It would be interesting to see duelling illustrators since Dore, Pape, Picart, Robinson and more have all had their innings with Gargantua and Pantagruel.

It's probably unnecessary to tell you that I can provide more names

Adeline Luna Bladon said...

Wow this format or print technique seems to lend itself exceptionally well to the sinister...

Maggie said...

Although you're right about this form's potential for drama, Adeline, some of the finest illustrations of this type were done by an artist named Paul Landacre (what a great name) for a series of books by Donald Culross Peattie on the Natural History of Trees published in the 1950s.

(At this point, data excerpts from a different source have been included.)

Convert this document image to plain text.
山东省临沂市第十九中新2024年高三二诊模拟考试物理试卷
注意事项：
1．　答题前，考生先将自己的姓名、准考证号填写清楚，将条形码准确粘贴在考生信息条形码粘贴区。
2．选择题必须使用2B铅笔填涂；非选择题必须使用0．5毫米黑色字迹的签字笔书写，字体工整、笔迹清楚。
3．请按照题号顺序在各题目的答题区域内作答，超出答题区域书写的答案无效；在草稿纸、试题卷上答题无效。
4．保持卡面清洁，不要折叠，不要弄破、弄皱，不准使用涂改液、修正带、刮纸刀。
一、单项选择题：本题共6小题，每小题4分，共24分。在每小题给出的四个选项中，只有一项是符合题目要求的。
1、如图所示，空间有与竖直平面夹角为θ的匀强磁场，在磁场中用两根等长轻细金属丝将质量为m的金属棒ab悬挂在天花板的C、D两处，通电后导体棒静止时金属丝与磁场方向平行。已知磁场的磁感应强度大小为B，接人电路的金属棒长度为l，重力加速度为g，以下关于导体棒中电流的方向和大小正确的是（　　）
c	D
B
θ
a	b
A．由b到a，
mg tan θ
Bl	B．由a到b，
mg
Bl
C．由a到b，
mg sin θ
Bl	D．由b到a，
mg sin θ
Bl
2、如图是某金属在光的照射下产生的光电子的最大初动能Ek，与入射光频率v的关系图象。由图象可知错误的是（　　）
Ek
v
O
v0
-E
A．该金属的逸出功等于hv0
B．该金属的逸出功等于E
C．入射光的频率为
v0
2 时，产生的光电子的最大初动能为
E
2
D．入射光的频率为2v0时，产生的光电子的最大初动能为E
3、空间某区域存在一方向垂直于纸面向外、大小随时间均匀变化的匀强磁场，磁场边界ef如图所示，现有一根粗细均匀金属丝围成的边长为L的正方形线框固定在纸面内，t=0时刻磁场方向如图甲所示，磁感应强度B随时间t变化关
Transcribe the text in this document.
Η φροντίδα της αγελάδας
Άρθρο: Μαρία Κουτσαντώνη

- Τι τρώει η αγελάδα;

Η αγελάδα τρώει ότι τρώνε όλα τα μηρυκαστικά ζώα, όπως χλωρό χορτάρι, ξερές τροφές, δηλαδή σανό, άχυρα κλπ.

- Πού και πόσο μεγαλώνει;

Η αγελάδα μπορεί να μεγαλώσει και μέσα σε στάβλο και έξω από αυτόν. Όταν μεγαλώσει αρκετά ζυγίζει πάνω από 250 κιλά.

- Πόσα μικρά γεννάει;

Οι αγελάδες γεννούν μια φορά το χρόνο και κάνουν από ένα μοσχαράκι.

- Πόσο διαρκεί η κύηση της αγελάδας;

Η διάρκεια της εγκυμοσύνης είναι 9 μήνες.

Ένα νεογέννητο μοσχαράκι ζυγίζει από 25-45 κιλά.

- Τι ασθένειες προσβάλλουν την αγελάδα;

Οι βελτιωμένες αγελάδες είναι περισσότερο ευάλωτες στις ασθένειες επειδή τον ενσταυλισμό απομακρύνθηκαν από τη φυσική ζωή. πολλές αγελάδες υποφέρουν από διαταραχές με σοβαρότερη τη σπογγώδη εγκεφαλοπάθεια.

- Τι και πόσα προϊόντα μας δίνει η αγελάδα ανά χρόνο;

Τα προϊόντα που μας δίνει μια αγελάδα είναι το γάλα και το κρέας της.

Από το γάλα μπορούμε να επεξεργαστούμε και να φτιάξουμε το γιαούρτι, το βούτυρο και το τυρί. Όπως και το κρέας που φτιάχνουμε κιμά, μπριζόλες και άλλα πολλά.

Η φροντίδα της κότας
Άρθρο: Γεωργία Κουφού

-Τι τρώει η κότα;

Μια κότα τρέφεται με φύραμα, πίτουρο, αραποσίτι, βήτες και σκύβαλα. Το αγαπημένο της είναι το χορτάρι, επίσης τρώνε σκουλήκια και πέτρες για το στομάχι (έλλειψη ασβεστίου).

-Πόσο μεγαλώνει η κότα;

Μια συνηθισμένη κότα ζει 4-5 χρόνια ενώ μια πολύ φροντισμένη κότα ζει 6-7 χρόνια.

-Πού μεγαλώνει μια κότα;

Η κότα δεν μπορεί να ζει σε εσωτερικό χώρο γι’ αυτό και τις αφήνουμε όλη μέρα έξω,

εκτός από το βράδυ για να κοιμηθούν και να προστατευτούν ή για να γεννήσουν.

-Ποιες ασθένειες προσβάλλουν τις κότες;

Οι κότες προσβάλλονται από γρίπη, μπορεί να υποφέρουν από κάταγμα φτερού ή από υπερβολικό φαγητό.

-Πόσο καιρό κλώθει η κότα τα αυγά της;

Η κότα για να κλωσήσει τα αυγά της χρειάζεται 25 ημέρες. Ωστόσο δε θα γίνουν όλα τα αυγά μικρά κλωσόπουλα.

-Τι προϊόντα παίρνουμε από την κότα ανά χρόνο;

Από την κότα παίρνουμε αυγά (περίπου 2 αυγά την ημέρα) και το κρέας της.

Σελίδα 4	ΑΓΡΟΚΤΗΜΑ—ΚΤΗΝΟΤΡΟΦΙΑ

These days we have become so used to the use of photographs to illustrate nature as it is, in microscopic detail, that we sometimes forget how well an artist can convey the feel, the emotional response to something.

Landacre's trees are monochromatic and detailed, but above all, some of the most moving pictures of nature that I've seen.

The pictures from the tree book don't seem to be available online, but if you Google his images, look for one called "Growing Corn", it will give you a flavor of his work.

peacay said...

Thanks very much for your comments doc. [Peattie: 'Natural History of Western Trees'; 'Growing Corn' by Landacre]

I see what you are saying about Landacre in so far as he was a master of wood engraving, but his work, at least for the Peattie book, wouldn't come under the umbrella 'graphic novel' genre. [that's not to challenge you; I presume you are responding to the point about the technique/medium. I just mention it in passing.]

I understand the sinister aspect: the b&w profile almost sets up story telling scenes as emanating from the shadows, making that aspect fairly easy to emphasize. More intriguing for me is the reason why the graphic novel tended towards social commentary. Was this just a follow the leader development or is there some other reason??

Maggie said...

You understood me perfectly.

It might amuse you to know that back in the 1970s the US Navy floated (sorry) the idea of transforming many of the enlisted training manuals into a purely graphic format.

Unfortunately, the idea was a sad indicator of their opinion of the intelligence of their sailors rather than a celebration of graphical communication.

peacay said...

Well, the Army had (somewhat) beaten the Navy to it: Will Eisener's Preventive Maintenance Monthly.

Maggie said...

... and who doesn't love Will Eisner.